Will coalition loyalty or proprietary loyalty programs come out on top?
Loyalty Strategy

The Final Round: Coalition Loyalty vs Proprietary Loyalty

Photo by Arisa Chattasa on Unsplash

We stirred up the loyalty nest with our recent articles pitting the two kingdoms of loyalty against each other: coalition loyalty versus proprietary loyalty. Each kingdom’s clans quickly rose to defend their beliefs, and opinions ranged from the assertion that the traditional coalition loyalty model is dead to proprietary loyalty being too risky, while lacking in benefits.

No matter what side you’re on, we found the most practical assessment to be the one expressed by John Bartold, Co-Founder PIVOTL cx, “Different businesses have different needs, requirements and goals. Matching the right approach to the needs is where success lies.” As the old saying goes, your mileage [customer loyalty] may vary.

The array of comments we catalogued was large, and we have curated the most interesting here.

Let the debate rage on!

Australian loyalty market perspective

Phil Hawkins, Chief Operations Officer, FlyBuys Australia:

“Reflecting on some of the commentary on Australian-based programs — the alleged dominance by frequent flyer programs operated by individual airlines isn’t backed up when Australians are asked which programs are their favorites. In the last annual survey by The Point of Loyalty, Australian frequent flyer programs ranked 3rd and 5th on the list, well behind FlyBuys and Everyday Rewards.

FlyBuys is owned by two large retail groups, Wesfarmers and Coles Group, and retains its core coalition structure with 23 partners. The program has consistently ranked as Australia’s most popular loyalty program in the annual surveys conducted by The Point of Loyalty.”

A new coalition program in Colombia is learning

Alejandro Gonzalez, CEO, Puntos Colombia:

“There is a mention on the new players which are offering different value propositions and emerging partner models. I run Puntos Colombia, a coalition loyalty program based in Colombia. The program is 2.5 years old and is a true coalition model founded by the largest retailer and the largest bank in the country.

The main concept is to provide value in everyday life for members. We are leaning and evolving — and take these excellent points of view into consideration. If you are interested, you can visit our website to learn more.”

How you value customer data influences the decision of model choice

Christian Hausammann, Managing Director Europe, SNIPP!:

“People get more sensitive about their data and loyalty is an exchange of data against benefits.
So coalition by itself gets a bit scary for a lot of consumers. For the consumer, proprietary may at first glance offer less value, but offers more control, more engagement, more real loyalty, and often even more and better benefits from the one loved retailer.

For a retailer, proprietary is more demanding, but it gives a lot more control and the chance to make the loyalty program the backbone of the multi-channel strategy.

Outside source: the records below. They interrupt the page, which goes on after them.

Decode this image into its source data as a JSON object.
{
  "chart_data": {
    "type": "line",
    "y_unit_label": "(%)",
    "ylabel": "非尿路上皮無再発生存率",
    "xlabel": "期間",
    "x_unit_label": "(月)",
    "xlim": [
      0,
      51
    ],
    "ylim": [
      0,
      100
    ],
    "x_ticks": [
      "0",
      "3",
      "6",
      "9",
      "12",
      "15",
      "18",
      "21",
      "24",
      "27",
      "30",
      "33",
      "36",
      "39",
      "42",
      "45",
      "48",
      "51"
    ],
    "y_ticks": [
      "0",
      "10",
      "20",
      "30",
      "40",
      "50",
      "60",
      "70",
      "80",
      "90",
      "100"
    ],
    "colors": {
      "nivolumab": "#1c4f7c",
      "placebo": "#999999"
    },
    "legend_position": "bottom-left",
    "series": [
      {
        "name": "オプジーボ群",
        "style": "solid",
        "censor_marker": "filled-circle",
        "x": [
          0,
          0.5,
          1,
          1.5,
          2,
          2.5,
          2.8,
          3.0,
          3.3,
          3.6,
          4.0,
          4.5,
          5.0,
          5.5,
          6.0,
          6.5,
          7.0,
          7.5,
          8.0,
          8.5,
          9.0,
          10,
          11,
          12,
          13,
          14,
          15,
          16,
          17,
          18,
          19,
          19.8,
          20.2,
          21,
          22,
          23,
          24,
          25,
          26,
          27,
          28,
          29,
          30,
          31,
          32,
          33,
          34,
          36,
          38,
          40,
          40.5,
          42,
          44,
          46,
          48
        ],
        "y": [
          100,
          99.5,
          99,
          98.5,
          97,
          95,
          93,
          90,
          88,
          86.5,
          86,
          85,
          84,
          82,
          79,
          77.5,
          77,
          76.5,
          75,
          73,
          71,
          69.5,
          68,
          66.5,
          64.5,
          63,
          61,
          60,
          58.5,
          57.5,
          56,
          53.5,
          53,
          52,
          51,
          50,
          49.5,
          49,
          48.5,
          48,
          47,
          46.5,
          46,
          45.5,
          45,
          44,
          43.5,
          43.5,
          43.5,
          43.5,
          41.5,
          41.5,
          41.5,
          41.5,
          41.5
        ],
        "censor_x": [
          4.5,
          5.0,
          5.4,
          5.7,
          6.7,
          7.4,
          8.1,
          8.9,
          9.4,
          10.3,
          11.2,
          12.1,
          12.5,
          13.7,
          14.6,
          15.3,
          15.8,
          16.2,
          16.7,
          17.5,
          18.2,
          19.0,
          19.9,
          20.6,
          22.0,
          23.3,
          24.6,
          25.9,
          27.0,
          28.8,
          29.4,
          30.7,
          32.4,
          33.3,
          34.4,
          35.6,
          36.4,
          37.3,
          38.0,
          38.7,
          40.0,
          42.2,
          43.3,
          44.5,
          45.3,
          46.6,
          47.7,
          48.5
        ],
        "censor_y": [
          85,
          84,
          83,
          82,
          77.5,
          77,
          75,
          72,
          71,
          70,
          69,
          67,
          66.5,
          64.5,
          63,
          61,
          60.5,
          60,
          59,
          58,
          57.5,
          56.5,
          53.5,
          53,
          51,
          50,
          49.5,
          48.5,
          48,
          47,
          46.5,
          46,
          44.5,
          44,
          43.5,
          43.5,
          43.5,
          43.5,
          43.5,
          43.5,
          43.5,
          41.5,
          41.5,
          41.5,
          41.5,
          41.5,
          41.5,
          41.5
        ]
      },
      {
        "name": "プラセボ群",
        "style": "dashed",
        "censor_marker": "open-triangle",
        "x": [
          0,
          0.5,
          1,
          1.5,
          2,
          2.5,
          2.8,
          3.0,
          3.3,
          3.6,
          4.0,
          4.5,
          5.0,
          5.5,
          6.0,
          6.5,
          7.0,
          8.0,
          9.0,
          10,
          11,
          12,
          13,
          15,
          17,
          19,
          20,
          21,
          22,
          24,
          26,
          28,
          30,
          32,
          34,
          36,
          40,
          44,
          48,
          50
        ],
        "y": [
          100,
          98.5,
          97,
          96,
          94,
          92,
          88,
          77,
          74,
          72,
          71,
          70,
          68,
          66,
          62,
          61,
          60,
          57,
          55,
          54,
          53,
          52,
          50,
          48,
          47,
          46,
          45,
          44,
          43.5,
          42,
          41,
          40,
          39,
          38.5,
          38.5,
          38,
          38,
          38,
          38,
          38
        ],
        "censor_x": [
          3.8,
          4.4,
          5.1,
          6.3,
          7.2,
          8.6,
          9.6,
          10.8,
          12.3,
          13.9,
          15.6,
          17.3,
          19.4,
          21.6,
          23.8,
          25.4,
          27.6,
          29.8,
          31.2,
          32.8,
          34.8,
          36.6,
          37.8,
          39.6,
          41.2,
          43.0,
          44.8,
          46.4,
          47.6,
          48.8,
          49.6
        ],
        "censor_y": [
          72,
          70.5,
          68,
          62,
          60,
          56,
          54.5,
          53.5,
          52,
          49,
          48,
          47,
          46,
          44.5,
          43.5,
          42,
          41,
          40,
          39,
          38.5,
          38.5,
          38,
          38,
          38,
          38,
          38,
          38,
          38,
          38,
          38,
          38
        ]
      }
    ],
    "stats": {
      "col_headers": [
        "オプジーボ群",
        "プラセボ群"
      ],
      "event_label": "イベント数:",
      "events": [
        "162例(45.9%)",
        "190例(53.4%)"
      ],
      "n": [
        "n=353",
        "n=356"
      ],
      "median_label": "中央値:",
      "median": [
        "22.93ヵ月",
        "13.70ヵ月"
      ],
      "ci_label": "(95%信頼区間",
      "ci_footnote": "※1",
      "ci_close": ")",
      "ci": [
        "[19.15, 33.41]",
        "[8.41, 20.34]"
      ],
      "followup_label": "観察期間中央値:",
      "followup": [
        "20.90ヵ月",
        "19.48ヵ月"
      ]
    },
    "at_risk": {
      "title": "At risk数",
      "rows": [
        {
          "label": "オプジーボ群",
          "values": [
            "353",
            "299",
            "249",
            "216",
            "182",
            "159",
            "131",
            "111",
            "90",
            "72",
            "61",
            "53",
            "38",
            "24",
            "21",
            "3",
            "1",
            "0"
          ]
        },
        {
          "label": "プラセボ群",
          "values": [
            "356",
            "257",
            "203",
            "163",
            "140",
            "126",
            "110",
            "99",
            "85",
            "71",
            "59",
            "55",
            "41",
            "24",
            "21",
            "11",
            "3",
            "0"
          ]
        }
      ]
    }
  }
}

Lastly regarding coalition payment networks, payment is already a pure commodity and banks are losing more and more trust and customer relationships, so I don’t see coalition developing in this area.”

Measure your tolerance for financial liability

John Bartold, Co-Founder, PIVOTL cx:

“Selecting coalition versus proprietary is more a business model or operating model question, and today you add the conversation about loyalty platforms or ecosystems. All the models can deliver a loyalty value proposition to consumers, through primary model elements of technology, data ownership/access, brand relationship and liability.

After looking at the other articles and comments, a piece I feel missing is the other ‘L’ in loyalty, ‘Liability’. Liability has always been a challenging discussion with brands. Coalitions offer a liability solution for brands as coalition operators typically hold the liability rather than the brand. For brands in low margin categories or emerging markets, the benefit of the coalition carrying the liability is attractive.  

Today, various industry sectors have found ways to manage liability or provide a loyalty value proposition without accruing liability even though the approach used diminishes the customer value proposition. Brands are once again realizing the value of the data, especially in an environment where data is not as readily accessible as privacy concerns grow. So, even where liability remains for a brand, the balancing factor is the data.

In the end, coalition models shouldn’t be ignored. Different businesses have different needs, requirements and goals. Matching the right approach to the needs is where success lies.”